Quelle que soit l'importance de la circoncision, la MGF porte
atteinte à la santé de la femme et de la jeune fille.
Tout indique qu'elle constitue un préjudice permanent pour
la santé. Parmi les complications graves figurent les hémorragies,
les infections, le saignement d'organes adjacents, les hyperalgies.
Les complications à long terme incluent d'importantes cicatrices,
des infections chroniques, des complications d'ordre obstétrique
et urologique ainsi que des problèmes sociaux et psychologiques.
La MGF a des conséquences graves sur la sexualité
et son vécu. Une multiplicité de complications apparaît
pendant l'accouchement, y compris des problèmes d'expulsion,
la formation de fistules, des hernies et une incontinence.
Même lors d'une excision dans sa forme la plus limitée,
des complications et des troubles fonctionnels peuvent se manifester,
y compris l'incapacité totale d'atteindre l'orgasme.
Maintes raisons ont été avancées pour tenter
d'expliquer l'existence et la poursuite de cette pratique: coutumes
et traditions (afin de préserver la virginité des
jeunes filles et de limiter la sexualité des femmes), raisons
sociales. Ces raisons ne justifient pas les dégâts
considérables au niveau de la santé.
Aucune grande religion ne prône cette pratique. Pour l'opinion
médicale en général, la MGF est préjudiciable
à la santé physique et mentale de la femme et de
la jeune fille. Pour beaucoup, c'est une forme d'oppression de
la femme.
On a généralement tendance à condamner plus
ouvertement la MGF:
- des campagnes d'action contre la MGF sont menées en
Afrique. Plusieurs femmes africaines occupant des postes de responsabilité
ou des chefs d'état africains ont publié de véhémentes
prises de position contre cette pratique.
- des instances internationales telles que l'Organisation mondiale
de la santé, la Commission des Nations Unies pour les Droits
de l'Homme et l'UNICEF ont recommandé des mesures spécifiques
visant à l'éradication de la MGF.
- Plusieurs gouvernements ont promulgué des lois interdisant
la MGF, considérée comme un acte criminel.
RECOMMANDATIONS
- Tout en prenant en compte les besoins psychologiques et ceux
liés à "l'identité culturelle"
des populations impliquées, les médecins se doivent
d'informer les femmes, les hommes et les enfants sur la MGF
et de les dissuader de pratiquer la MFG ou de l'encourager.
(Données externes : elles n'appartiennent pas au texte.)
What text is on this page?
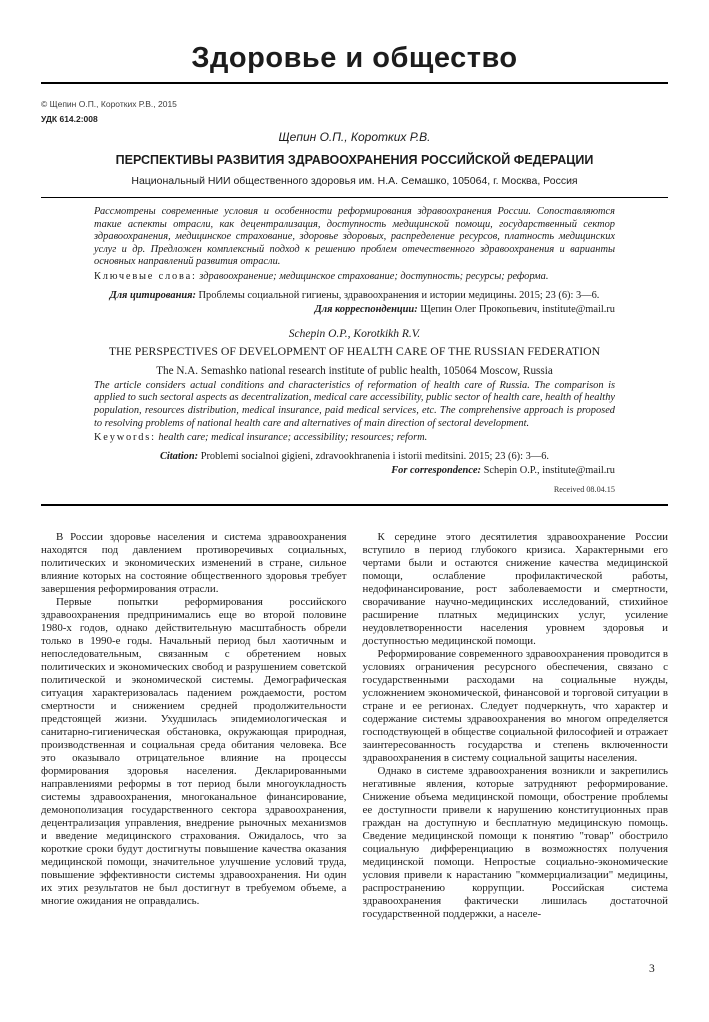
Здоровье и общество
© Щепин О.П., Коротких Р.В., 2015
УДК 614.2:008
Щепин О.П., Коротких Р.В.
ПЕРСПЕКТИВЫ РАЗВИТИЯ ЗДРАВООХРАНЕНИЯ РОССИЙСКОЙ ФЕДЕРАЦИИ
Национальный НИИ общественного здоровья им. Н.А. Семашко, 105064, г. Москва, Россия

Рассмотрены современные условия и особенности реформирования здравоохранения России. Сопоставляются такие аспекты отрасли, как децентрализация, доступность медицинской помощи, государственный сектор здравоохранения, медицинское страхование, здоровье здоровых, распределение ресурсов, платность медицинских услуг и др. Предложен комплексный подход к решению проблем отечественного здравоохранения и варианты основных направлений развития отрасли.

Ключевые слова: здравоохранение; медицинское страхование; доступность; ресурсы; реформа.

Для цитирования: Проблемы социальной гигиены, здравоохранения и истории медицины. 2015; 23 (6): 3—6.

Для корреспонденции: Щепин Олег Прокопьевич, institute@mail.ru

Schepin O.P., Korotkikh R.V.
THE PERSPECTIVES OF DEVELOPMENT OF HEALTH CARE OF THE RUSSIAN FEDERATION
The N.A. Semashko national research institute of public health, 105064 Moscow, Russia

The article considers actual conditions and characteristics of reformation of health care of Russia. The comparison is applied to such sectoral aspects as decentralization, medical care accessibility, public sector of health care, health of healthy population, resources distribution, medical insurance, paid medical services, etc. The comprehensive approach is proposed to resolving problems of national health care and alternatives of main direction of sectoral development.

Keywords: health care; medical insurance; accessibility; resources; reform.

Citation: Problemi socialnoi gigieni, zdravookhranenia i istorii meditsini. 2015; 23 (6): 3—6.

For correspondence: Schepin O.P., institute@mail.ru

Received 08.04.15

В России здоровье населения и система здравоохранения находятся под давлением противоречивых социальных, политических и экономических изменений в стране, сильное влияние которых на состояние общественного здоровья требует завершения реформирования отрасли.

Первые попытки реформирования российского здравоохранения предпринимались еще во второй половине 1980-х годов, однако действительную масштабность обрели только в 1990-е годы. Начальный период был хаотичным и непоследовательным, связанным с обретением новых политических и экономических свобод и разрушением советской политической и экономической системы. Демографическая ситуация характеризовалась падением рождаемости, ростом смертности и снижением средней продолжительности предстоящей жизни. Ухудшилась эпидемиологическая и санитарно-гигиеническая обстановка, окружающая природная, производственная и социальная среда обитания человека. Все это оказывало отрицательное влияние на процессы формирования здоровья населения. Декларированными направлениями реформы в тот период были многоукладность системы здравоохранения, многоканальное финансирование, демонополизация государственного сектора здравоохранения, децентрализация управления, внедрение рыночных механизмов и введение медицинского страхования. Ожидалось, что за короткие сроки будут достигнуты повышение качества оказания медицинской помощи, значительное улучшение условий труда, повышение эффективности системы здравоохранения. Ни один их этих результатов не был достигнут в требуемом объеме, а многие ожидания не оправдались.

К середине этого десятилетия здравоохранение России вступило в период глубокого кризиса. Характерными его чертами были и остаются снижение качества медицинской помощи, ослабление профилактической работы, недофинансирование, рост заболеваемости и смертности, сворачивание научно-медицинских исследований, стихийное расширение платных медицинских услуг, усиление неудовлетворенности населения уровнем здоровья и доступностью медицинской помощи.

Реформирование современного здравоохранения проводится в условиях ограничения ресурсного обеспечения, связано с государственными расходами на социальные нужды, усложнением экономической, финансовой и торговой ситуации в стране и ее регионах. Следует подчеркнуть, что характер и содержание системы здравоохранения во многом определяется господствующей в обществе социальной философией и отражает заинтересованность государства и степень включенности здравоохранения в систему социальной защиты населения.

Однако в системе здравоохранения возникли и закрепились негативные явления, которые затрудняют реформирование. Снижение объема медицинской помощи, обострение проблемы ее доступности привели к нарушению конституционных прав граждан на доступную и бесплатную медицинскую помощь. Сведение медицинской помощи к понятию "товар" обострило социальную дифференциацию в возможностях получения медицинской помощи. Непростые социально-экономические условия привели к нарастанию "коммерциализации" медицины, распространению коррупции. Российская система здравоохранения фактически лишилась достаточной государственной поддержки, а населе-

3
Les médecins doivent inclure la promotion sanitaire et
la prévention de la MGF dans leur exercice.
- Les médecins doivent donc être correctement informés
et aidés dans cette mission. Les programmes éducatifs
en matière de MGF doivent être étendus et/ou
développés.
- Les Associations Médicales Nationales doivent sensibiliser
le public et les professionnels sur les effets préjudiciables
de la MGF.
- Les Associations Médicales Nationales doivent encourager
les actions gouvernementales visant à prévenir
la pratique de la MGF.
- Les Associations Médicales Nationales doivent contribuer
à l'organisation d'une stratégie préventive
et juridique appropriée lorsqu'un enfant risque de subir
une MGF.
CONCLUSION
L'Association Médicale Mondiale condamne la pratique de
la mutilation génitale féminine, y compris la pratique
de la circoncision chez la femme et la jeune fille et condamne
la participation des médecins à de telles pratiques.